Incretin-based therapies: therapeutic rationale and pharmacological promise for type 2 diabetes.

Objective: To highlight the therapeutic promise of the incretin hormone glucagon-like peptide-1 (GLP-1), the consequent rationale for therapies acting through GLP-1-mediated pathways in type 2 diabetes mellitus (T2DM), and the emerging clinical role of the dipeptidyl peptidase-4 (DPP-4) inhibitors and GLP-1 receptor agonists.

Methods: The PubMed database was searched (using terms including incretins, GLP-1, GIP, DPP-4), along with recent ADA and EASD abstracts.

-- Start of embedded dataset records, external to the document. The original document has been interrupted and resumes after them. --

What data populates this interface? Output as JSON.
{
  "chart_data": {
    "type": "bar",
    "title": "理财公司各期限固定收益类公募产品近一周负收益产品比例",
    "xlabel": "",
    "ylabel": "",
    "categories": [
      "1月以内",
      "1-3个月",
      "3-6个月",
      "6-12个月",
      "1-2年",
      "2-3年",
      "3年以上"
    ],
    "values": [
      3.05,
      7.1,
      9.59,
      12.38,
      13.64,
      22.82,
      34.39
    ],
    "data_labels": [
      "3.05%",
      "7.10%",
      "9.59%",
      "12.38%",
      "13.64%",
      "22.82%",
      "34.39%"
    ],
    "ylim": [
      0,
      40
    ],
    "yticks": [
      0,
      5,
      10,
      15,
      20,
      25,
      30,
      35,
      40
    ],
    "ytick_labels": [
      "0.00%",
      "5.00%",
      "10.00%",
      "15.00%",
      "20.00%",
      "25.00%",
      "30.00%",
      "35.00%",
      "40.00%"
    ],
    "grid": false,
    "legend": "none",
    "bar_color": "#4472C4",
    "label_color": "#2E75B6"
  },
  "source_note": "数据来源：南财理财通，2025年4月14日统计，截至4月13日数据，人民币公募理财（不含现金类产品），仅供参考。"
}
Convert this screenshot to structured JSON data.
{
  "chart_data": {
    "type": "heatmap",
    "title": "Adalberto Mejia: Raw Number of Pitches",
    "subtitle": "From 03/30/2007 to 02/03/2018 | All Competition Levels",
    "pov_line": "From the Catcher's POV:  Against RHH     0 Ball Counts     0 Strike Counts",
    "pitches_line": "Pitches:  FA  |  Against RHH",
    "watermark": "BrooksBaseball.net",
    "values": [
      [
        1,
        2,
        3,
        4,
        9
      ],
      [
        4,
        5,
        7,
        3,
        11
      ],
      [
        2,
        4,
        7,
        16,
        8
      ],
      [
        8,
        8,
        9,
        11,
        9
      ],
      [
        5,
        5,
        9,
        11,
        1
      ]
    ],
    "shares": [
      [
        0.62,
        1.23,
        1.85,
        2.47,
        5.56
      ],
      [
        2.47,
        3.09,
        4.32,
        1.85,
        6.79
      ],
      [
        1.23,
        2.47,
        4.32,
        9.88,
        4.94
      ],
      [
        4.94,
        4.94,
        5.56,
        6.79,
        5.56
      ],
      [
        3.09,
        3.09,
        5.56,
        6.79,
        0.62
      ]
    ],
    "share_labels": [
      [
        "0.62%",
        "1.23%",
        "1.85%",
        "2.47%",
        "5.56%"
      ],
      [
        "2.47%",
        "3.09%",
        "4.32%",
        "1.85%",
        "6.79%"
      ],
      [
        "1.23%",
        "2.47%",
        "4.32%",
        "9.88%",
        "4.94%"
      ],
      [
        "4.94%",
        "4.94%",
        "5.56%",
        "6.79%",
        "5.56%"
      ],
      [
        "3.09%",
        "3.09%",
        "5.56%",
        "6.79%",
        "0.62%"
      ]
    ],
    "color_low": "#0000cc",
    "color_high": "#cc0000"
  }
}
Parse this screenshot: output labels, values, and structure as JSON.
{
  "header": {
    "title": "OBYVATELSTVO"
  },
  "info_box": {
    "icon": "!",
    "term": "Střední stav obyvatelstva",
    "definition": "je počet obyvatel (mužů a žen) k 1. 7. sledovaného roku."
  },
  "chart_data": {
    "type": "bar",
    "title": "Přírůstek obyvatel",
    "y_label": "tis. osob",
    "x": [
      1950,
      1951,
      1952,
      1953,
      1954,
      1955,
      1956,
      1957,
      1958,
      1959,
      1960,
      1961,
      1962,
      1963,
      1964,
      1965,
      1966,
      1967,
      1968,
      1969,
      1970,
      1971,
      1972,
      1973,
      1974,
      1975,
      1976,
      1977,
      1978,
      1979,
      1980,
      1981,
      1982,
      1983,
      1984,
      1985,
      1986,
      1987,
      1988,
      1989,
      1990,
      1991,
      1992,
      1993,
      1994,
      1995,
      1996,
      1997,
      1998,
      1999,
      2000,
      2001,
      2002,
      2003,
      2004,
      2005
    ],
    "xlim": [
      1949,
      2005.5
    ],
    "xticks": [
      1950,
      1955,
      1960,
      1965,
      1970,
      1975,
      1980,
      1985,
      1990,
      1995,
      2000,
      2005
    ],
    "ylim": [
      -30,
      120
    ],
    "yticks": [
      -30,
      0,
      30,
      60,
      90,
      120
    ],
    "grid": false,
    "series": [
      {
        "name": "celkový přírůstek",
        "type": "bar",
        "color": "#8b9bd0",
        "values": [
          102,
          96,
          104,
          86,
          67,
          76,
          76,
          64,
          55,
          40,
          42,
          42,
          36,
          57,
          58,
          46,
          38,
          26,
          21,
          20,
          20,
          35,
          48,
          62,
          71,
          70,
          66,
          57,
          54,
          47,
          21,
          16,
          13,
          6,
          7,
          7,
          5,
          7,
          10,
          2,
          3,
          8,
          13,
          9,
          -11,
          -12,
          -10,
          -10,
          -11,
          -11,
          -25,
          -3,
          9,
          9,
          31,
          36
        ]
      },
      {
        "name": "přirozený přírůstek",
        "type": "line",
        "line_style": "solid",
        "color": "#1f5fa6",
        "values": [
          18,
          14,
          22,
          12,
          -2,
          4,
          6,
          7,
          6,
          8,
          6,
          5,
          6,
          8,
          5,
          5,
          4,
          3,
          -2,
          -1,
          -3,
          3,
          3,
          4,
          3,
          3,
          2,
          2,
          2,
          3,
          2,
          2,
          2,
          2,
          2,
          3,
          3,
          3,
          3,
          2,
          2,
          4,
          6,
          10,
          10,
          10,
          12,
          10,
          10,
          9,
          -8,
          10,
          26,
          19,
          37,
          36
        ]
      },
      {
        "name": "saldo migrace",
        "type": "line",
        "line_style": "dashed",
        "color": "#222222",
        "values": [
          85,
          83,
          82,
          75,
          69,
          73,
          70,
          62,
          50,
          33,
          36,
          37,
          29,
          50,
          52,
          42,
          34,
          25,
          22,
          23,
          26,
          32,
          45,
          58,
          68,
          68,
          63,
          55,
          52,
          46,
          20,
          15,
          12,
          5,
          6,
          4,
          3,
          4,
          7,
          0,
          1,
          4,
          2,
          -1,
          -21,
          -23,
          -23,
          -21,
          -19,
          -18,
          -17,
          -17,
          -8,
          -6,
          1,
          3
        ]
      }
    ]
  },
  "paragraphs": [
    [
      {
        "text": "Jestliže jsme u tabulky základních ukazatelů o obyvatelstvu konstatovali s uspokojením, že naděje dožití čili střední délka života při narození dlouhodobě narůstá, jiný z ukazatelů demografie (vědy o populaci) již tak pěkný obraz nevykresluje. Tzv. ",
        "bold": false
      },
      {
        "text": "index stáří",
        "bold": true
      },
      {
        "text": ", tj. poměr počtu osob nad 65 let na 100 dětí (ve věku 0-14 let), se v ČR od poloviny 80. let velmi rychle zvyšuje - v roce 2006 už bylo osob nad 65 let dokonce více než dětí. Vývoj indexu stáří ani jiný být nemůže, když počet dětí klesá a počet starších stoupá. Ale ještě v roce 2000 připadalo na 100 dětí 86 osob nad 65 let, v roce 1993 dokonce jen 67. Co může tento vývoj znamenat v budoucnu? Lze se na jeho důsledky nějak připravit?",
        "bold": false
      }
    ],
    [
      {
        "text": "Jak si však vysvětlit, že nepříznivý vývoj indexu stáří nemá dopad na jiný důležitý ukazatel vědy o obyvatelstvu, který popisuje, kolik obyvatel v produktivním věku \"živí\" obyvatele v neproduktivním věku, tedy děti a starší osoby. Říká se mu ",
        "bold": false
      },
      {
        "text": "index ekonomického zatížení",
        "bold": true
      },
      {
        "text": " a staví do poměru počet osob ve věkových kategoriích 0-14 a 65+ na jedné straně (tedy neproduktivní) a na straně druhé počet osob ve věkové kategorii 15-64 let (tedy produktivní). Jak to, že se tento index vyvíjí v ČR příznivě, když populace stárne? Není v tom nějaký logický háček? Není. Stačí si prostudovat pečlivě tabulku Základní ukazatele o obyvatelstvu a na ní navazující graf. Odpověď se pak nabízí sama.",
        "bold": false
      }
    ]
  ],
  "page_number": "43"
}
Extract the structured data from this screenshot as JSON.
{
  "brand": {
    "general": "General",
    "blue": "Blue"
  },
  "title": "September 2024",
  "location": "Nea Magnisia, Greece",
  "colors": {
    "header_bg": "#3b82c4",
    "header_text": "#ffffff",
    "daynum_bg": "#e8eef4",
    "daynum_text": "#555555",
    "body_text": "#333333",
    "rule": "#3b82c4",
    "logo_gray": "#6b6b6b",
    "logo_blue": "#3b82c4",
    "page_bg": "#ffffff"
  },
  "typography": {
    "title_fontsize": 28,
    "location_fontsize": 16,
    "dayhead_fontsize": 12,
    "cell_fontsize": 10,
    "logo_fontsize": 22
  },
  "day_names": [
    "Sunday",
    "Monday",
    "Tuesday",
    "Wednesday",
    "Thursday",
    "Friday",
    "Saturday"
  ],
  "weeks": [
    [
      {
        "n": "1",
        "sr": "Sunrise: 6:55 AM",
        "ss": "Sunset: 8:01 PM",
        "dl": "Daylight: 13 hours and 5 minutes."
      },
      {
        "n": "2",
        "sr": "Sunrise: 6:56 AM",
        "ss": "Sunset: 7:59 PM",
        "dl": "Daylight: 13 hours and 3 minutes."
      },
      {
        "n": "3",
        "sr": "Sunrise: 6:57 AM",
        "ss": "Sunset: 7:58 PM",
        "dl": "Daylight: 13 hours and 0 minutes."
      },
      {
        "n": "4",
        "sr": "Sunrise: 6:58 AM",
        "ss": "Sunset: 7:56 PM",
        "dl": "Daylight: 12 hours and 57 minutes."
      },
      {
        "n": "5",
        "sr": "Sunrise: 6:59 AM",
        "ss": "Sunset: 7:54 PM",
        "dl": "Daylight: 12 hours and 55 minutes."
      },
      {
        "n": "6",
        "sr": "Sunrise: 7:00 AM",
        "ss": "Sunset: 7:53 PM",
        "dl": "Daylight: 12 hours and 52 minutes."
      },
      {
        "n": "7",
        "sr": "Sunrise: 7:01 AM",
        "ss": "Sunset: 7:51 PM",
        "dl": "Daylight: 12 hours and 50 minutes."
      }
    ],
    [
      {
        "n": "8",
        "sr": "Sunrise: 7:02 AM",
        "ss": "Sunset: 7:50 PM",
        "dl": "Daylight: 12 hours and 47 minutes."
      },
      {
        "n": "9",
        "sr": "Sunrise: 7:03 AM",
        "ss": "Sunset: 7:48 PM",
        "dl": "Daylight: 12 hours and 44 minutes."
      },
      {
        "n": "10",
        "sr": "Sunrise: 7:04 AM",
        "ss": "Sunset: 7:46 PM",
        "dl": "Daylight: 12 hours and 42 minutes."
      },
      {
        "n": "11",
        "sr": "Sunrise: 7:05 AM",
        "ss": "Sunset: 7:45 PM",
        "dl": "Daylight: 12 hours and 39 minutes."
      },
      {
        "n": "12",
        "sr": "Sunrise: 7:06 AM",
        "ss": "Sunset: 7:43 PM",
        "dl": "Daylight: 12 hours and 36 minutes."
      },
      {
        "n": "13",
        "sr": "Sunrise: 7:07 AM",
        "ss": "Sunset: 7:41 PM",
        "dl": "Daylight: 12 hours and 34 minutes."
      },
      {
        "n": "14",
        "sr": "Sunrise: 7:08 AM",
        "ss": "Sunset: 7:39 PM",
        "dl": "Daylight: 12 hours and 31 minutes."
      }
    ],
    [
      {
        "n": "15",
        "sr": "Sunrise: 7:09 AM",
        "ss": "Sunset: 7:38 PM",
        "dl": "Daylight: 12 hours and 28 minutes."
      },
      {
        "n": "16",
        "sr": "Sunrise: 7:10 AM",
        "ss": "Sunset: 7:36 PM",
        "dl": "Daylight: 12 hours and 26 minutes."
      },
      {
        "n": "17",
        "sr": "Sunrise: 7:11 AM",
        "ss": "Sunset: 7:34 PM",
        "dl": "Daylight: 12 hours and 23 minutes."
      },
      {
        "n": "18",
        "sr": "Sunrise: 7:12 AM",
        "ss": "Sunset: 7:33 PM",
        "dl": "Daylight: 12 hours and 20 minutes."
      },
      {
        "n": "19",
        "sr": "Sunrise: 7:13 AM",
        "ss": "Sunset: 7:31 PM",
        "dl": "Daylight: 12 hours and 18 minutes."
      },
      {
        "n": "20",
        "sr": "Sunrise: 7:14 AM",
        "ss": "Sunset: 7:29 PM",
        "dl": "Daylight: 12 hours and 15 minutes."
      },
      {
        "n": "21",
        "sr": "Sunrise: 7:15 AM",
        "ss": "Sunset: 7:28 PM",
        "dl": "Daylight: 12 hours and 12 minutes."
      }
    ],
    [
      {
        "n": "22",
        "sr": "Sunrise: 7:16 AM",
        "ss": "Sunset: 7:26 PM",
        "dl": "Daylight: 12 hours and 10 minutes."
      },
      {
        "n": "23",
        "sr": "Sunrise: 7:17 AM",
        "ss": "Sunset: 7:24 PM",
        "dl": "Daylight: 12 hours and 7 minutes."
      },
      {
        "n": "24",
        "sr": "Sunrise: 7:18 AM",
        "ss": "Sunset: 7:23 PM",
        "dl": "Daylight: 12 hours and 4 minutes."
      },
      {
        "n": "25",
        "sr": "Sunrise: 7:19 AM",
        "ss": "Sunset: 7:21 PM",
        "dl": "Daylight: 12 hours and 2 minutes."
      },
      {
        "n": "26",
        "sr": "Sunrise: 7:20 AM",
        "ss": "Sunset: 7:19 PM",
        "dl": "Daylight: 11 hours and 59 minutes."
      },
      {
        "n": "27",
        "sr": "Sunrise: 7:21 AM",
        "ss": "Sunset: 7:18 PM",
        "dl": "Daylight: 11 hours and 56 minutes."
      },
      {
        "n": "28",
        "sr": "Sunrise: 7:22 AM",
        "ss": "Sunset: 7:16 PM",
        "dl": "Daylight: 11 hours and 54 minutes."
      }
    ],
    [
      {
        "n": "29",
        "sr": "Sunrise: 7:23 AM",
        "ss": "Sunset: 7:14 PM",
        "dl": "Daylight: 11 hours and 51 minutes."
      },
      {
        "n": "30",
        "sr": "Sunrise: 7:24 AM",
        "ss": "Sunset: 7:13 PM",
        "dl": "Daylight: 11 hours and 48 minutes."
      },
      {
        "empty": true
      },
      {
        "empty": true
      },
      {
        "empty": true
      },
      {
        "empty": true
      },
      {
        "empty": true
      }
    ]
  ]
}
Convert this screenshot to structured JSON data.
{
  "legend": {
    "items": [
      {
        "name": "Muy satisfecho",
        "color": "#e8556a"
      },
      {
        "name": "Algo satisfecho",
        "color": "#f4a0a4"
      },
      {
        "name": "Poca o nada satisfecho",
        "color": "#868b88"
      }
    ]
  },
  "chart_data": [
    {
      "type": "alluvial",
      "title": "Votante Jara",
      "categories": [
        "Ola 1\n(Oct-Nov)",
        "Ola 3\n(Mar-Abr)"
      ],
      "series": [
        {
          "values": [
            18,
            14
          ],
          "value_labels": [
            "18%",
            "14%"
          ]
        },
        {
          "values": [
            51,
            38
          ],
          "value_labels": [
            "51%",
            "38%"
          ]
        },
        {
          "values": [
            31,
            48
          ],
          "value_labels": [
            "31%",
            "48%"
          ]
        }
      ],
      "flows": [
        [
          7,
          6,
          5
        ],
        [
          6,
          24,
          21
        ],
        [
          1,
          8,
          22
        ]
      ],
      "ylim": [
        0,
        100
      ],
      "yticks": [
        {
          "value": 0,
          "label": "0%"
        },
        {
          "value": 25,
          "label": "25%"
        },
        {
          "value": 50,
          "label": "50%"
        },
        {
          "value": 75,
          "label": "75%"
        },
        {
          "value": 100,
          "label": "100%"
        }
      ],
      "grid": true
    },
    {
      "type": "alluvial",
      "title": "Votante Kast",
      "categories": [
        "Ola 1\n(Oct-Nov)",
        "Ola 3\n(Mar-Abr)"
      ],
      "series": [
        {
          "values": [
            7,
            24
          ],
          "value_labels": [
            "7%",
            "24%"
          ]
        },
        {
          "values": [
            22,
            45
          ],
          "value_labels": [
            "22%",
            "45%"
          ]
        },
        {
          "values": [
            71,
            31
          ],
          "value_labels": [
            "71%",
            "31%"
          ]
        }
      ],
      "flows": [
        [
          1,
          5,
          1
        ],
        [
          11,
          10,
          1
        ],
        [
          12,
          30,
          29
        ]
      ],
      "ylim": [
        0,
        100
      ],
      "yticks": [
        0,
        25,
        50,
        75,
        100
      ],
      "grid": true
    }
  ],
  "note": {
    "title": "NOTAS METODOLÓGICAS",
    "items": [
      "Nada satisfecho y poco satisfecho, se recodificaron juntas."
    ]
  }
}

Conclusions: Many traditional drugs used for T2DM fail to achieve and maintain glycemic control, and possess limitations such as risk for hypoglycemia and weight gain. GLP-1 is a gut-derived hormone that glucose-dependently stimulates insulin secretion while simultaneously reducing gastric emptying and appetite. Other physiological actions of GLP-1 may benefit the cardiovascular system and beta-cell function. Recently developed drug therapies that mimic or prolong the action of this hormone, therefore, have great promise in the treatment of T2DM. Conclusions: The GLP-1 receptor agonists and DPP-4 inhibitors are incretin-based therapies that are now becoming established as effective therapies for T2DM to be used either as monotherapy or added to other antidiabetes drugs. They enable improvements to be made in glycemic control without weight gain, with a low risk for hypoglycemia, and with potential additional clinical benefits.